Refining Flash Visual Evoked Potential Analysis in Rats: A Novel Approach Using Bilateral Epidural Electrodes

Visual evoked potentials (VEPs) are electrical signals generated at the visual cortex following visual stimulation. Flash VEPs (fVEPs) are produced by global retinal stimulation and are considered an objective measure of the integrity of the entire visual pathway. However, fVEP measurements are highly sensitive to external variables, making relative comparisons of the fVEP waveforms between the two eyes in the same individual challenging. We used the rodent non-arteritic anterior ischemic optic neuropathy (rNAION) model to induce unilateral ischemic optic neuropathy. The severity of optic disc edema was measured with spectral-domain optical coherence tomography, and visual acuity was measured using a virtual optokinetic system.

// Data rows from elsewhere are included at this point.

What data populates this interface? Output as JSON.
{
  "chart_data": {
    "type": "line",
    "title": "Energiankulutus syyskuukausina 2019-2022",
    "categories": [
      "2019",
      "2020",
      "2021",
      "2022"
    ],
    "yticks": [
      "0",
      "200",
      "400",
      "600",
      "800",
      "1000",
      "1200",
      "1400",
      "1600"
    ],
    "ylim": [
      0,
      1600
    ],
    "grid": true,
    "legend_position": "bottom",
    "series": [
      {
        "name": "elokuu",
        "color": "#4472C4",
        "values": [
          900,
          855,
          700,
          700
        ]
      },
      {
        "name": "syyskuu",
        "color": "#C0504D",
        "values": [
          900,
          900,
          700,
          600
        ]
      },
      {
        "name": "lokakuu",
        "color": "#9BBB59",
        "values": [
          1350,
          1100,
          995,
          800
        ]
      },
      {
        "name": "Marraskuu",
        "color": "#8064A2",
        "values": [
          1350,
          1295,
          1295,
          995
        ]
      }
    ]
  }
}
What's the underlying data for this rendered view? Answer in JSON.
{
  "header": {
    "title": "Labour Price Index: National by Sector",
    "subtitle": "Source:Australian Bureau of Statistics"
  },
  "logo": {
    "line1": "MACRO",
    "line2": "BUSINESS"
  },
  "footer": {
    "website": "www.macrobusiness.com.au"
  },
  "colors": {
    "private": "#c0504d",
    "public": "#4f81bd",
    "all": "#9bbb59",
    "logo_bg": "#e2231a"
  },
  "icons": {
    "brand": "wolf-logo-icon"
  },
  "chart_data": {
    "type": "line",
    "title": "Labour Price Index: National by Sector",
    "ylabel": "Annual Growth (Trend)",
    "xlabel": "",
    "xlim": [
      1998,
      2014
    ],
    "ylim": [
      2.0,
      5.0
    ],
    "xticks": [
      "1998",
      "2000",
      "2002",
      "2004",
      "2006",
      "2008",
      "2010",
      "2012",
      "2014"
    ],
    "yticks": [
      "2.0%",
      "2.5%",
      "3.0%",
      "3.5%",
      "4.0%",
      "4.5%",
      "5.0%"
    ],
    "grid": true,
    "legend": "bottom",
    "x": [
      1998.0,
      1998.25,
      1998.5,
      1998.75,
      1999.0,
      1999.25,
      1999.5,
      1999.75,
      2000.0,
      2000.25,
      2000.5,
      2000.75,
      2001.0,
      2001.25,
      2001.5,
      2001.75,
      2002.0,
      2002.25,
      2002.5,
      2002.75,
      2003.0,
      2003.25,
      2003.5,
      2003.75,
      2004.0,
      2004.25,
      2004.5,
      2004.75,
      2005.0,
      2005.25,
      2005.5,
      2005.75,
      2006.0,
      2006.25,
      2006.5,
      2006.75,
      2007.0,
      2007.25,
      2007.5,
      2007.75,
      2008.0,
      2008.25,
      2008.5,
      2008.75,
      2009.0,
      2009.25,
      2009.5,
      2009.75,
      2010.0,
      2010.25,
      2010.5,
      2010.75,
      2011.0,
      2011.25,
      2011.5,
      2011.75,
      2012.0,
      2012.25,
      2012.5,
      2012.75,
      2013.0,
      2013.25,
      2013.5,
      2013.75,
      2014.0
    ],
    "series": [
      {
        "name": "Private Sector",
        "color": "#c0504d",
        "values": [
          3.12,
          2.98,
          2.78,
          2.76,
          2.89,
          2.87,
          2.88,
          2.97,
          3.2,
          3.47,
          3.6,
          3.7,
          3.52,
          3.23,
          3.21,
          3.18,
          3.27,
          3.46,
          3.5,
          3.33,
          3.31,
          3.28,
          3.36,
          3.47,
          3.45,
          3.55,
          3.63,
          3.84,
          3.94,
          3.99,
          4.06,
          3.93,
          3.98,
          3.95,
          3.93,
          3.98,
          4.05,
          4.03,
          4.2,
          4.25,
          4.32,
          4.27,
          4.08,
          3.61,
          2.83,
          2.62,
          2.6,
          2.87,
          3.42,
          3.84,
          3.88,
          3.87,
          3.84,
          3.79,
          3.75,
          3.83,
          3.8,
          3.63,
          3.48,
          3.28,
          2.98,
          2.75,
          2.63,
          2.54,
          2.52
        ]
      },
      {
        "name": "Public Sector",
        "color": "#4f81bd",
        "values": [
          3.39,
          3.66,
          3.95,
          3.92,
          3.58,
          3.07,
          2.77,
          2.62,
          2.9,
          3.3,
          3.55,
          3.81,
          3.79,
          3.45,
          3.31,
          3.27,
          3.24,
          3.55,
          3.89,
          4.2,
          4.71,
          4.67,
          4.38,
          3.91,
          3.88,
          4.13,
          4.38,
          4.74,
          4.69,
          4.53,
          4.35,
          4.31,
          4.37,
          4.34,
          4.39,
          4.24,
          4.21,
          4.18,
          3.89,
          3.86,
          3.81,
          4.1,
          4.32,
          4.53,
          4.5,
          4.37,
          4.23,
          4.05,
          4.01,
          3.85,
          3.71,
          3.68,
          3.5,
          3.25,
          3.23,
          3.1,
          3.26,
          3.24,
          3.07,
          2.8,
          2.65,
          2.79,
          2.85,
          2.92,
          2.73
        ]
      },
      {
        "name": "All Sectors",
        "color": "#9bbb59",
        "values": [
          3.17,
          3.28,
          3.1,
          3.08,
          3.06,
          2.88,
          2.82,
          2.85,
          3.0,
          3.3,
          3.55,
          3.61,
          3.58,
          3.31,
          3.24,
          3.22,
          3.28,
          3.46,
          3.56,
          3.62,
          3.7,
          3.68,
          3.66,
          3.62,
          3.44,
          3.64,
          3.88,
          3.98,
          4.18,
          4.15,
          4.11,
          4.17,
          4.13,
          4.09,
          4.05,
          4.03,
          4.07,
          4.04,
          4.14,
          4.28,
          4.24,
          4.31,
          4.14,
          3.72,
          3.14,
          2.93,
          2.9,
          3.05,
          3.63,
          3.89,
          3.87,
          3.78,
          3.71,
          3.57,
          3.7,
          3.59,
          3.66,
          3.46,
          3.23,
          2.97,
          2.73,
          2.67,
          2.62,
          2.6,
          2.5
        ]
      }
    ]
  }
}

We developed a procedure utilizing implanted bilateral epidural electrodes and derived a mathematical formula to accurately estimate functional differences between the optic nerves. Immunohistology was performed to quantify retinal ganglion cell (RGC) survival using stereology. Compared to subcutaneous methods, the new approach significantly improves the signal-to-noise ratio and is more repeatable when comparing the two eyes. The derived formula accounts for asymmetry in the afferent inputs to the visual cortex. Visual function calculated using the formula correlates strongly with other recognized metrics of visual function, including RGC survival and visual acuity. We have developed a repeatable and accurate method to calculate the relative visual function of diseased optic nerves compared with a contralateral control eye. Our novel method improves fVEP measurement sensitivity and accuracy in rodent preclinical trials, reducing the number of animals needed to achieve statistical significance.